Title: The Wolf and the Woodsman
Author: Ava Reid
Publisher: Del Rey
Page Count: 448
Publication Date: 2021
Category/Genre: Fiction, Adult Fiction, Fantasy, Retelling, Mythology/folklore, Romance, Magic
Good Reads Rating: ★★★★☆ (3.60)
My Rating: ★★★★☆ (4)
In her forest-veiled pagan village, Évike is the only woman without power, making her an outcast clearly abandoned by the gods. The villagers blame her corrupted bloodline—her father was a Yehuli man, one of the much-loathed servants of the fanatical king. When soldiers arrive from the Holy Order of Woodsmen to claim a pagan girl for the king’s blood sacrifice, Évike is betrayed by her fellow villagers and surrendered.
But when monsters attack the Woodsmen and their captive en route, slaughtering everyone but Évike and the cold, one-eyed captain, they have no choice but to rely on each other. Except he’s no ordinary Woodsman—he’s the disgraced prince, Gáspár Bárány, whose father needs pagan magic to consolidate his power. Gáspár fears that his cruelly zealous brother plans to seize the throne and instigate a violent reign that would damn the pagans and the Yehuli alike. As the son of a reviled foreign queen, Gáspár understands what it’s like to be an outcast, and he and Évike make a tenuous pact to stop his brother.
As their mission takes them from the bitter northern tundra to the smog-choked capital, their mutual loathing slowly turns to affection, bound by a shared history of alienation and oppression. However, trust can easily turn to betrayal, and as Évike reconnects with her estranged father and discovers her own hidden magic, she and Gáspár need to decide whose side they’re on, and what they’re willing to give up for a nation that never cared for them at all.
In the vein of Naomi Novik’s New York Times bestseller Spinning Silver and Katherine Arden’s national bestseller The Bear and the Nightingale, this unforgettable debut— inspired by Hungarian history and Jewish mythology—follows a young pagan woman with hidden powers and a one-eyed captain of the Woodsmen as they form an unlikely alliance to thwart a tyrant.
The Wolf and the Woodsman is a fantasy novel rooted in history and myth based on Jewish and Hungarian folklore. It creates a rich and complex picture of cultural identity and bloodlines.
On the surface, this book is a dark fairytale-esq with an enemies-to-lovers trope and a castoff protagonist-turned-heroine.
“If you stare long enough into the darkness of the forest, eventually something will stare right back.”
But there is a much sharper edge to it than that.
This story explores nation-building with the aggressive and constant propaganda that oppresses the marginalized groups and has religious persecution, cultural genocide, and ethnic cleansing at the core.
“All that talk of quiet obedience is for their benefit, not yours.

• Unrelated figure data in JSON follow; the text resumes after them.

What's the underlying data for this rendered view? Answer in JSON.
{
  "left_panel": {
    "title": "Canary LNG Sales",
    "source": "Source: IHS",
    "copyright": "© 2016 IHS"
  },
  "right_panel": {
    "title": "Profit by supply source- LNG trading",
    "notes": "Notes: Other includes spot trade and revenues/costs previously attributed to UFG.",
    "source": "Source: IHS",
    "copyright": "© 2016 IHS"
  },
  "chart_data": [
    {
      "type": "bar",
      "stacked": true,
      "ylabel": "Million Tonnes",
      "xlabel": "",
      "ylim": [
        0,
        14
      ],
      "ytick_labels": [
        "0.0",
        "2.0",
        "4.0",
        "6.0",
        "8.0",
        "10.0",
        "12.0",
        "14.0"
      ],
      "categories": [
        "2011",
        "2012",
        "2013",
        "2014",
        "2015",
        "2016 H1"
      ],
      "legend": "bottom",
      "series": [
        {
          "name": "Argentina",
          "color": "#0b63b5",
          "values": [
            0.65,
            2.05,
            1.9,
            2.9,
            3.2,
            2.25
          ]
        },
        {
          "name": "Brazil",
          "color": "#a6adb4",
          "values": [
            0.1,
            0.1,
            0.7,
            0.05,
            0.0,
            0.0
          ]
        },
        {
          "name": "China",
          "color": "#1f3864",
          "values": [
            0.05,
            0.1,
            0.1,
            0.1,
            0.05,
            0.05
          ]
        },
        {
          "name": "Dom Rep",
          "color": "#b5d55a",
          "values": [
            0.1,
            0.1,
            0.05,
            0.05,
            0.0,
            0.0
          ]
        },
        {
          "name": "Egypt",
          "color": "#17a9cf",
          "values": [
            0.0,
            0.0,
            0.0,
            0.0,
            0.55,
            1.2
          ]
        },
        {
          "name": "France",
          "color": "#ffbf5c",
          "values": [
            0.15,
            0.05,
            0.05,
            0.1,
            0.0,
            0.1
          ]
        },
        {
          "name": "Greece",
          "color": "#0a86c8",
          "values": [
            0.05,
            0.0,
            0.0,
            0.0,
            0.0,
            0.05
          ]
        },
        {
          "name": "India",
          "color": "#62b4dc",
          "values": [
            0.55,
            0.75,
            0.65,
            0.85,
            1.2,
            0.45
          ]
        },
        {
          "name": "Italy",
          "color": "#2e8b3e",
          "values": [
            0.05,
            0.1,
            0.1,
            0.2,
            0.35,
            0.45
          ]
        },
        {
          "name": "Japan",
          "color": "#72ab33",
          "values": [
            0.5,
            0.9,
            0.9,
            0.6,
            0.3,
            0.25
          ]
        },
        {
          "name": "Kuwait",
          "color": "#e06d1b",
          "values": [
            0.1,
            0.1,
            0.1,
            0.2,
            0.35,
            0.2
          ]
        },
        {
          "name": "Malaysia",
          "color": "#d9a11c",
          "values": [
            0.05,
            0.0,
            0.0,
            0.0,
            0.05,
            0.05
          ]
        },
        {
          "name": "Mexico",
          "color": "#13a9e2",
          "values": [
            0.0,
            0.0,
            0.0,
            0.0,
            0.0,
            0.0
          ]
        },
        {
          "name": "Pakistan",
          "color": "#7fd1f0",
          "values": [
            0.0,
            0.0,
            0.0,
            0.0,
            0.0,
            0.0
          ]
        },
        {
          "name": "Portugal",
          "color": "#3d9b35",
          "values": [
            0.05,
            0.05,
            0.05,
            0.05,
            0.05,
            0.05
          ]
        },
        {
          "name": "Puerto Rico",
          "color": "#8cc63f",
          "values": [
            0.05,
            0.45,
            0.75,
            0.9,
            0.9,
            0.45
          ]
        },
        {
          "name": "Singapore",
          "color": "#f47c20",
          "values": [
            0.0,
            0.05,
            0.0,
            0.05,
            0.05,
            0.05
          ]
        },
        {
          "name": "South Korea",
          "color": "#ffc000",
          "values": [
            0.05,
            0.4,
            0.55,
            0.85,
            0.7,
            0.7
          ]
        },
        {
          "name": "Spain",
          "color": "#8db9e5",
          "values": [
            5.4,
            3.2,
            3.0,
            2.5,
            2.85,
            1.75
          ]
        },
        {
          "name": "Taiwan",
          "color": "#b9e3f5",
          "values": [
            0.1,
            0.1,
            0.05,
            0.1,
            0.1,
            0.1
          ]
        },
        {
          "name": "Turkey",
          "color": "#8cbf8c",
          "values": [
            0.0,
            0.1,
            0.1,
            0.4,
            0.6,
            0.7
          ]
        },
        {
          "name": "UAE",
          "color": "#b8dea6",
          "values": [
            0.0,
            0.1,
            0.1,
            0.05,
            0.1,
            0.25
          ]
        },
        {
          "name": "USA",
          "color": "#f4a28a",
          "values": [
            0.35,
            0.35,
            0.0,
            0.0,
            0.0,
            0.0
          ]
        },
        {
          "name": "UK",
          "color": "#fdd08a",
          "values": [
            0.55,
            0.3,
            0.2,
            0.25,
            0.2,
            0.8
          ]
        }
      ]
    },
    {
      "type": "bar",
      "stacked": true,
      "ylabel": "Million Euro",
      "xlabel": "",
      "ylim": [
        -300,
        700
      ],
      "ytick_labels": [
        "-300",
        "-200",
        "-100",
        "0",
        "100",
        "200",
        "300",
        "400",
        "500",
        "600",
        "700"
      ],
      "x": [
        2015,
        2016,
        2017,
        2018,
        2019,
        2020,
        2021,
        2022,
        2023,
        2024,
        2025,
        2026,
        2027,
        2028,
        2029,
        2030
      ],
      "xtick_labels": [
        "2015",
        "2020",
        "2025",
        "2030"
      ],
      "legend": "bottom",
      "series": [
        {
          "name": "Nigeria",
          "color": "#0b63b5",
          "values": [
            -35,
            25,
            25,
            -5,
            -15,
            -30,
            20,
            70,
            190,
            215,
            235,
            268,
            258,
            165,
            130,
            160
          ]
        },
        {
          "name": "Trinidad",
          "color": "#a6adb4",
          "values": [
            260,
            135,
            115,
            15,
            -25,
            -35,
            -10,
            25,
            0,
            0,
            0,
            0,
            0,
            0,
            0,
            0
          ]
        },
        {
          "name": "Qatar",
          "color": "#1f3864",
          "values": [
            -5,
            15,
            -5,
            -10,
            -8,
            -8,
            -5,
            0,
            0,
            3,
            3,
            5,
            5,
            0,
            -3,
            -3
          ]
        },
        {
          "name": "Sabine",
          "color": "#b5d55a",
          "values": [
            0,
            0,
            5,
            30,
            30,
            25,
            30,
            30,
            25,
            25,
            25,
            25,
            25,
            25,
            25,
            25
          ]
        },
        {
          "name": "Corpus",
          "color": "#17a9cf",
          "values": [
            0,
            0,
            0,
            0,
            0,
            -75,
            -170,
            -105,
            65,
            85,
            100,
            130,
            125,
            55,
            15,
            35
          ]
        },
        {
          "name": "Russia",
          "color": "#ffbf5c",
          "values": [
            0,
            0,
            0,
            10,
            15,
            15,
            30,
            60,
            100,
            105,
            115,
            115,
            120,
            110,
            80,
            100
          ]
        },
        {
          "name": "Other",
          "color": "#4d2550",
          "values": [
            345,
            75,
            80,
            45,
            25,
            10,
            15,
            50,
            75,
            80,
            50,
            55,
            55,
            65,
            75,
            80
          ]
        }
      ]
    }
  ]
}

They don’t have to go to the effort of striking you down if you’re already on your knees.”
Reid does an amazing job at weaving in the folklore stories through the plot as our characters travel through the lands and explore their own limits, beliefs, and circumstances.
The writing is gorgeous and atmospheric. The story is haunting and the words are powerful — perfectly reflective of the importance of both stories and words in both the novel and our lives.
This is not a young adult fantasy book and has many trigger warnings such as gore, self-harm, mutilation, antisemitism, genocide, ethnic cleansing, torture, and body harm as a magic system.